Institute of Medicine Report
Work on medical errors legislation began soon after the Institute of Medicine, the health sciences arm of the National Academy of Science, reported in 1999 that as many as 98,000 patients die each year as a result of mistakes by health care professionals. Many thousands more are injured, driving up health costs, the institute said.
Mistakes range from illegible prescriptions that lead to the dispensing of the wrong drug to amputations of the wrong limb or removal of the wrong organ during surgery.
The House and Senate passed different bills dealing with medical errors in the 108th Congress, but the House never appointed conferees and the differences were never resolved.
The bill now headed to the White House would establish procedures for voluntary confidential reporting of medical errors to independent patient safety organizations, which would submit the information to a national database for analysis and recommendations on ways to improve patient safety and reduce medical errors.
The bill would require the Health and Human Services Department to establish procedures to certify the patient safety organizations, with a review of that certification required every three years.
All information reported to the patient safety organizations would be kept confidential and would be in a form that precluded identification of any specific patient, health care provider, or person who reported the information.
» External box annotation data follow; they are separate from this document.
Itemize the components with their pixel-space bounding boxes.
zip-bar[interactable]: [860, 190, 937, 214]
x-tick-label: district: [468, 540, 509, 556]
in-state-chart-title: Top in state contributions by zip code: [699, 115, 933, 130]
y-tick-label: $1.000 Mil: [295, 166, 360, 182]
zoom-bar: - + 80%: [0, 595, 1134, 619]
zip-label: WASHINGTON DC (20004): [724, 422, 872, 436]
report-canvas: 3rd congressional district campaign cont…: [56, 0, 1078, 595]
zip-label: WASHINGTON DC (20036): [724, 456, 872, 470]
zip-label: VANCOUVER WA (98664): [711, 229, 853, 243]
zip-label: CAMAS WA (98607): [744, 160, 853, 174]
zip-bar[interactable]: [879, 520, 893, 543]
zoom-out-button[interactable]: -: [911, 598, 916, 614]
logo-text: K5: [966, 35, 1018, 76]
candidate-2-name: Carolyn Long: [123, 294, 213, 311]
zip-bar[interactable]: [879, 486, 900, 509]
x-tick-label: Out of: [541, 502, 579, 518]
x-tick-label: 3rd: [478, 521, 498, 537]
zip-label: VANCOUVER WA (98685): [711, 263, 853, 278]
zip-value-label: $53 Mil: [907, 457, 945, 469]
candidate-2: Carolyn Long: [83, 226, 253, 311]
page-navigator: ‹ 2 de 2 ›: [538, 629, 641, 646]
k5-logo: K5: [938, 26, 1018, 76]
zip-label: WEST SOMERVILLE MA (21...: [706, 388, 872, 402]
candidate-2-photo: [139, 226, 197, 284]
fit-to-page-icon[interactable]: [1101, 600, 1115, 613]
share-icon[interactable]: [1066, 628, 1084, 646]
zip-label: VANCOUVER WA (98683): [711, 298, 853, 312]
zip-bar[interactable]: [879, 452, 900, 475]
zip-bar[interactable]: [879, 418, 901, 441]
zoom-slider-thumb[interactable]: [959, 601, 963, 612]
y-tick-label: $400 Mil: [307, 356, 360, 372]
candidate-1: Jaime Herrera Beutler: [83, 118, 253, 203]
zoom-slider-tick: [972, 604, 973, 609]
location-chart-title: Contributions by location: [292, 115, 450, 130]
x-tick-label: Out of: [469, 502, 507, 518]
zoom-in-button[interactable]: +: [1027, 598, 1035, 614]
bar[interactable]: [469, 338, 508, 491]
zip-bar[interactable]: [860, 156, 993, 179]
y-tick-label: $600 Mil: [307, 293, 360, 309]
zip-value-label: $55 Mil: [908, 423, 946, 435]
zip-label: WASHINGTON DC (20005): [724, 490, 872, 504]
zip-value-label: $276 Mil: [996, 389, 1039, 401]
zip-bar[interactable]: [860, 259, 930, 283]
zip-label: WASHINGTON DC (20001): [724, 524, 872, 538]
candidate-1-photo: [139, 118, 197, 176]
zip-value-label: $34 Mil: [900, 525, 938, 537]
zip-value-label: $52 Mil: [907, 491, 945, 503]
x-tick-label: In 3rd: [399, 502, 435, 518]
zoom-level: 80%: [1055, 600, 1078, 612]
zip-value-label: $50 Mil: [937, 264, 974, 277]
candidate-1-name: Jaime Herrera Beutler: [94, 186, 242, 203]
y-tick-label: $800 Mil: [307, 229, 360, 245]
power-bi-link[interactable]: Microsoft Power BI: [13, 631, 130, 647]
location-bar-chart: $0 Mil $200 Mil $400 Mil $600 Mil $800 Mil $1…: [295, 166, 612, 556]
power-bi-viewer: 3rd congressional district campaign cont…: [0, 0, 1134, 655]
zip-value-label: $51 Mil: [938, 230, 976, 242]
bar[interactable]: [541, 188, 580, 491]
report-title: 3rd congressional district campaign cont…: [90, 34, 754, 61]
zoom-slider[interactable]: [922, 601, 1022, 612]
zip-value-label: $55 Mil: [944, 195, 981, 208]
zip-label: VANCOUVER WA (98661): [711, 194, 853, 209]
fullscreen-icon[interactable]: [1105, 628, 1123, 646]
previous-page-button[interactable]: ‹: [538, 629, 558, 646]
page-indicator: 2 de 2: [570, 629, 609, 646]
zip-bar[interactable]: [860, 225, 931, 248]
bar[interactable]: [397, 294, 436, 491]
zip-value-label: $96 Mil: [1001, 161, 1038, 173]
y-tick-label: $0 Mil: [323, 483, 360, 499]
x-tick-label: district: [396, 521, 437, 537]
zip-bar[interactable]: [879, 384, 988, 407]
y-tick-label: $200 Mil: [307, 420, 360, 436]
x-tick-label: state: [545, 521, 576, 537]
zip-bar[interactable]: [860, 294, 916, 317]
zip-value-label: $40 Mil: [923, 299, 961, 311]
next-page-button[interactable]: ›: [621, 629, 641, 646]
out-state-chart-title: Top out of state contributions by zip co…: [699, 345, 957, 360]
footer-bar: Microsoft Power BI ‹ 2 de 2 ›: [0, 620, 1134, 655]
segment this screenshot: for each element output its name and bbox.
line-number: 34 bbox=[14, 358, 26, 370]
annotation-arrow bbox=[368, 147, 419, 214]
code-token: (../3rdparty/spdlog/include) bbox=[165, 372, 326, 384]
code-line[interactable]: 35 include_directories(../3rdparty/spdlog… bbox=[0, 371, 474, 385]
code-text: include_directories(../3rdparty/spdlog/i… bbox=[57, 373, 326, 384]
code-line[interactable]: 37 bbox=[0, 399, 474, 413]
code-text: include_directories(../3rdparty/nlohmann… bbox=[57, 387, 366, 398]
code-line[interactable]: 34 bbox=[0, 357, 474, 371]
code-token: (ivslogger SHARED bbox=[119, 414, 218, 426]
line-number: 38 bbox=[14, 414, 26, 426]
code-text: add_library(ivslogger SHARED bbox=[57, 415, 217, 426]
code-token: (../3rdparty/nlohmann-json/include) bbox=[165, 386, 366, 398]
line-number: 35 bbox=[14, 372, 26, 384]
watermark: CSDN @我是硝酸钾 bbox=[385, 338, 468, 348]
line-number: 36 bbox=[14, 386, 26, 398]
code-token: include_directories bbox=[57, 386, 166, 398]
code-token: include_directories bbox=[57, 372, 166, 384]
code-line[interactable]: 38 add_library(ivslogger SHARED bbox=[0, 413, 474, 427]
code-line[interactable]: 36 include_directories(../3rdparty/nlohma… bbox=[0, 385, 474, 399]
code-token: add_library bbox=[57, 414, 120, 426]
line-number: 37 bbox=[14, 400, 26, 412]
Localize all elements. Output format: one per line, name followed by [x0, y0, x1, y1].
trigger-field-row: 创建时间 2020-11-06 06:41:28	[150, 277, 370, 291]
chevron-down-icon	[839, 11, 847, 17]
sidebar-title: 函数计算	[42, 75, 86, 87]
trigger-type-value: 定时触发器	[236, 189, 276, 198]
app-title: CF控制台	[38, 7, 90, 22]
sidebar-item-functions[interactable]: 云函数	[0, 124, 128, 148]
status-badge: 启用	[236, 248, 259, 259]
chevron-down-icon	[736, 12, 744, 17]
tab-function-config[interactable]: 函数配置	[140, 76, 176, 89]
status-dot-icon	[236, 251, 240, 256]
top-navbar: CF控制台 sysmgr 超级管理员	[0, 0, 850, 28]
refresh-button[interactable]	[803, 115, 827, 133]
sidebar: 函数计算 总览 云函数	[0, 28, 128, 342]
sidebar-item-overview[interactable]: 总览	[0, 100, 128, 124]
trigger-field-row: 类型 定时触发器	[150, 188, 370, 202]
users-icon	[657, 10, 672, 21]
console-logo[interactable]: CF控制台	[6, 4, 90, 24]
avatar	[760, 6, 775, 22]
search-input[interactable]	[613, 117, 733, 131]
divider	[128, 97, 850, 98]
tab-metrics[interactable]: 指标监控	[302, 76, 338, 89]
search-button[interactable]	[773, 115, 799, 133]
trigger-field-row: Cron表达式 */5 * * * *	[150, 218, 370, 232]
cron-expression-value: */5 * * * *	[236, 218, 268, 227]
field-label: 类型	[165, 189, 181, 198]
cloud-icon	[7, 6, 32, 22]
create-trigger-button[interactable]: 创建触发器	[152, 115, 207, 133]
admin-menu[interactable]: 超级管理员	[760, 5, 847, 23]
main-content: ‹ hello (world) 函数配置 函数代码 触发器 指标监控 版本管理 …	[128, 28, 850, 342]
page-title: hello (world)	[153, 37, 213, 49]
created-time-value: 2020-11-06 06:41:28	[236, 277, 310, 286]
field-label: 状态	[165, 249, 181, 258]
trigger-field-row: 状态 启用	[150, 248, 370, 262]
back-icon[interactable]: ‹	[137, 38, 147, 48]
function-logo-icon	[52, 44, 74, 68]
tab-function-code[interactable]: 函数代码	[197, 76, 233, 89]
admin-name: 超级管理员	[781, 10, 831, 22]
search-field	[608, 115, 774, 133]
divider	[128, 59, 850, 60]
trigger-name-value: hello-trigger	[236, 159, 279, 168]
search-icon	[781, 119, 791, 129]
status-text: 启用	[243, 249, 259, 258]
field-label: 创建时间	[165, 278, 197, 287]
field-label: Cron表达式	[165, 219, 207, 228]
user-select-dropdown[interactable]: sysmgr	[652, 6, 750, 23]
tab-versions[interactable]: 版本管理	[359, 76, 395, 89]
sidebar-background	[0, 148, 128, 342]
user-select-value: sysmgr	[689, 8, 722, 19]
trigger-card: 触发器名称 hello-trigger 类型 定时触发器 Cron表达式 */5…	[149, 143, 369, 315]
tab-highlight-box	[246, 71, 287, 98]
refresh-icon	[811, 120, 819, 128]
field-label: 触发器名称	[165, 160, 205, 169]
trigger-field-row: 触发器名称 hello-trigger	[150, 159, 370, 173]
It could not be used in malpractice suits.
The definition of protected patient safety information does not include "a patient's medical record, billing and discharge information, or any other original patient or provider record."
Disclosure of the confidential patient safety information would be subject to a fine of $10,000 for each violation, although the data could be used in a criminal proceeding if a judge first determines that the data "contains evidence of a criminal act and that such patient safety work product is material to the proceeding and not reasonably available from any other source."
The bill would bar employers from taking any retaliatory action against an employee who reports patient safety information.